We thinke that Paradise and Calvarie,
Christs Crosse, and Adams tree, stood in one place;
Looke Lord, and finde both Adams met in me;
As the first Adams sweat surrounds my face,
May the last Adams blood my soule embrace.
So, in his purple wrapp’d receive mee Lord;
By these his thornes give me his other Crowne;
And as to others soules I preach’d thy word,
Be this my Text, my Sermon to mine owne:
‘Therefore that he may raise the Lord throws down.’
* Per fretum febris: Latin, ‘through the straits of fever’
Conclusion of ‘A Sermon Preached at White-hall, February 29. 1627.’
On 29 February 1625 Donne preached in his usual Lenten slot as a court preacher on the text ‘And when he had said this, he fell asleep’ (from the story of the martyrdom of St Stephen, Acts 7.60). The conclusion of this sermon has entered into our consciousness as the prayer and anthem text, ‘Bring us O Lord God, at our last awakening’, with its striking glimpse of the peace of heaven. Note the hope for ‘one equall communion and Identity’, a line omitted from the anthem but with such poignant resonance in our times.

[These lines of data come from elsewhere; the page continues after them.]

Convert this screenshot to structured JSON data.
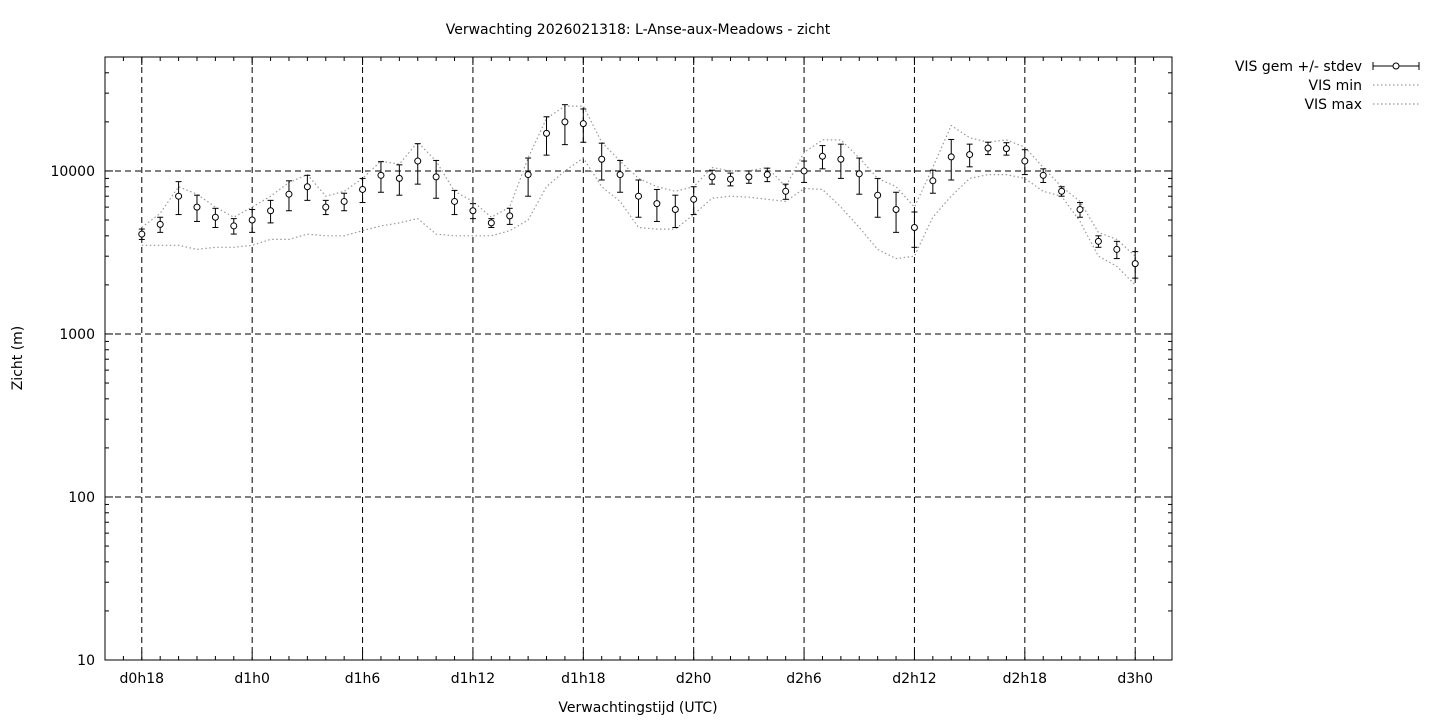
{
  "chart_data": {
    "type": "line",
    "title": "Verwachting 2026021318: L-Anse-aux-Meadows - zicht",
    "xlabel": "Verwachtingstijd (UTC)",
    "ylabel": "Zicht (m)",
    "yscale": "log",
    "ylim": [
      10,
      50000
    ],
    "xlim": [
      -2,
      56
    ],
    "x_unit": "hours since d0h18",
    "grid": true,
    "legend_position": "outside-top-right",
    "xticks": [
      {
        "x": 0,
        "label": "d0h18"
      },
      {
        "x": 6,
        "label": "d1h0"
      },
      {
        "x": 12,
        "label": "d1h6"
      },
      {
        "x": 18,
        "label": "d1h12"
      },
      {
        "x": 24,
        "label": "d1h18"
      },
      {
        "x": 30,
        "label": "d2h0"
      },
      {
        "x": 36,
        "label": "d2h6"
      },
      {
        "x": 42,
        "label": "d2h12"
      },
      {
        "x": 48,
        "label": "d2h18"
      },
      {
        "x": 54,
        "label": "d3h0"
      }
    ],
    "yticks": [
      {
        "y": 10,
        "label": "10"
      },
      {
        "y": 100,
        "label": "100"
      },
      {
        "y": 1000,
        "label": "1000"
      },
      {
        "y": 10000,
        "label": "10000"
      }
    ],
    "x": [
      0,
      1,
      2,
      3,
      4,
      5,
      6,
      7,
      8,
      9,
      10,
      11,
      12,
      13,
      14,
      15,
      16,
      17,
      18,
      19,
      20,
      21,
      22,
      23,
      24,
      25,
      26,
      27,
      28,
      29,
      30,
      31,
      32,
      33,
      34,
      35,
      36,
      37,
      38,
      39,
      40,
      41,
      42,
      43,
      44,
      45,
      46,
      47,
      48,
      49,
      50,
      51,
      52,
      53,
      54
    ],
    "series": [
      {
        "name": "VIS gem +/- stdev",
        "style": "points-errorbars",
        "mean": [
          4100,
          4700,
          7000,
          6000,
          5200,
          4600,
          5000,
          5700,
          7200,
          8000,
          6000,
          6500,
          7700,
          9400,
          9000,
          11500,
          9200,
          6500,
          5700,
          4800,
          5300,
          9500,
          17000,
          20000,
          19500,
          11800,
          9500,
          7000,
          6300,
          5800,
          6700,
          9200,
          8900,
          9200,
          9500,
          7500,
          10000,
          12300,
          11800,
          9600,
          7100,
          5800,
          4500,
          8700,
          12200,
          12600,
          13800,
          13700,
          11500,
          9400,
          7500,
          5800,
          3700,
          3300,
          2700
        ],
        "stdev": [
          300,
          500,
          1600,
          1100,
          700,
          500,
          800,
          900,
          1500,
          1400,
          600,
          800,
          1300,
          2000,
          1900,
          3200,
          2400,
          1100,
          600,
          300,
          600,
          2500,
          4500,
          5500,
          4500,
          3000,
          2100,
          1800,
          1400,
          1300,
          1300,
          900,
          800,
          800,
          900,
          800,
          1500,
          2000,
          2800,
          2400,
          1900,
          1600,
          1100,
          1400,
          3400,
          2000,
          1200,
          1200,
          2000,
          900,
          500,
          600,
          300,
          400,
          500
        ]
      },
      {
        "name": "VIS min",
        "style": "dotted",
        "values": [
          3500,
          3500,
          3500,
          3300,
          3400,
          3400,
          3500,
          3800,
          3800,
          4100,
          4000,
          4000,
          4300,
          4600,
          4800,
          5100,
          4100,
          4000,
          4000,
          4000,
          4300,
          5000,
          8000,
          10000,
          12000,
          8000,
          6500,
          4500,
          4400,
          4400,
          5400,
          6800,
          7000,
          6900,
          6700,
          6500,
          7800,
          7700,
          6000,
          4500,
          3300,
          2900,
          3000,
          5200,
          7000,
          9000,
          9500,
          9500,
          9000,
          7500,
          7000,
          4900,
          3000,
          2600,
          2000
        ]
      },
      {
        "name": "VIS max",
        "style": "dotted",
        "values": [
          4500,
          5500,
          8000,
          7200,
          6000,
          5200,
          6000,
          7000,
          8500,
          9500,
          7000,
          7500,
          9000,
          11500,
          11000,
          15000,
          11500,
          7500,
          6500,
          5200,
          6000,
          12000,
          21000,
          25000,
          25000,
          15000,
          11500,
          9000,
          8000,
          7500,
          8000,
          10500,
          10000,
          10000,
          10500,
          8000,
          13000,
          15500,
          15500,
          12000,
          9000,
          8000,
          6000,
          10500,
          19000,
          16000,
          15000,
          15500,
          14000,
          10500,
          8000,
          6500,
          4200,
          3800,
          3000
        ]
      }
    ]
  }
}
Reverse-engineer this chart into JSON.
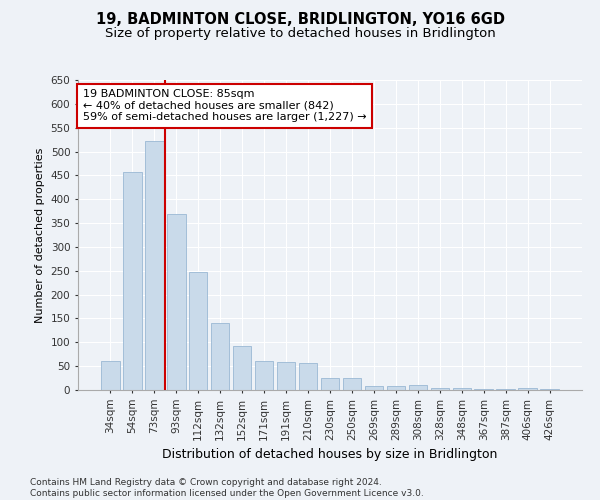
{
  "title": "19, BADMINTON CLOSE, BRIDLINGTON, YO16 6GD",
  "subtitle": "Size of property relative to detached houses in Bridlington",
  "xlabel": "Distribution of detached houses by size in Bridlington",
  "ylabel": "Number of detached properties",
  "categories": [
    "34sqm",
    "54sqm",
    "73sqm",
    "93sqm",
    "112sqm",
    "132sqm",
    "152sqm",
    "171sqm",
    "191sqm",
    "210sqm",
    "230sqm",
    "250sqm",
    "269sqm",
    "289sqm",
    "308sqm",
    "328sqm",
    "348sqm",
    "367sqm",
    "387sqm",
    "406sqm",
    "426sqm"
  ],
  "values": [
    60,
    457,
    522,
    370,
    247,
    140,
    93,
    60,
    58,
    57,
    25,
    25,
    8,
    8,
    10,
    5,
    5,
    2,
    2,
    5,
    2
  ],
  "bar_color": "#c9daea",
  "bar_edge_color": "#9ab8d4",
  "vline_x_index": 2.5,
  "vline_color": "#cc0000",
  "annotation_line1": "19 BADMINTON CLOSE: 85sqm",
  "annotation_line2": "← 40% of detached houses are smaller (842)",
  "annotation_line3": "59% of semi-detached houses are larger (1,227) →",
  "annotation_box_color": "#ffffff",
  "annotation_box_edge": "#cc0000",
  "ylim": [
    0,
    650
  ],
  "yticks": [
    0,
    50,
    100,
    150,
    200,
    250,
    300,
    350,
    400,
    450,
    500,
    550,
    600,
    650
  ],
  "footer_line1": "Contains HM Land Registry data © Crown copyright and database right 2024.",
  "footer_line2": "Contains public sector information licensed under the Open Government Licence v3.0.",
  "title_fontsize": 10.5,
  "subtitle_fontsize": 9.5,
  "xlabel_fontsize": 9,
  "ylabel_fontsize": 8,
  "tick_fontsize": 7.5,
  "annotation_fontsize": 8,
  "footer_fontsize": 6.5,
  "background_color": "#eef2f7",
  "plot_bg_color": "#eef2f7",
  "grid_color": "#ffffff"
}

So then this death is a sleepe, as it delivers us to a present Rest; And then, lastly, it is so also as it promises a future waking in a glorious Resurrection. To the wicked it is far from both: Of them God sayes, I will make them drunke, and they shall sleepe a perpetuall sleepe and not awake; They shall have no part in the Second Resurrection. But for them that have slept in Christ, as Christ sayd of Lazarus, Lazarus sleepeth, but I goe that I may wake him out of sleep, he shall say to his father; Let me goe that I may wake them who have slept so long in expectation of my coming: And Those that sleep in Jesus Christ (saith the Apostle) will God bring with him; not only fetch them out of the dust when he comes, but bring them with him, that is, declare that they have beene in his hands ever since they departed out of this world. They shall awake as Jacob did, and say as Jacob said, Surely the Lord is in this place, and this is no other but the house of God, and the gate of heaven, And into that gate they shall enter, and in that house they shall dwell, where there shall be no Cloud nor Sun, no darkenesse nor dazling, but one equall light, no noyse nor silence, but one equall musick, no fears nor hopes, but one equal possession, no foes nor friends, but one equall communion and Identity, no ends nor beginnings, but one equall eternity. Keepe us Lord so awake in the duties of our Callings, that we may thus sleepe in thy Peace, and wake in thy glory, and change that infallibility which thou affordest us here, to an Actuall and undeterminable possession of that Kingdome which thy Sonne our Saviour Christ Jesus hath purchased for us, with the inestimable price of his incorruptible Blood.
Deaths Duell
On 25 February 1631 Donne preached his final sermon, ‘Deaths Duell’, a moving meditation on the powerlessness of the human end and the paradoxical freedom of Christ’s death:
Many waters quench not loue, Christ tryed many; He was Baptized out of his loue, and his loue determined not there; He wept over Jerusalem out of his love, and his love
determined not there; He mingled blood with water in his agony and that determined not his loue, hee wept pure blood, all his blood at all his eyes, at all his pores, in his flagellation and thornes (to the Lord our God belong’d the issues of blood) and these expressed, but these did not quench his loue. Hee would not spare, nay he could not spare himselfe. There was nothing more free, more voluntary, more spontaneous then the death of Christ.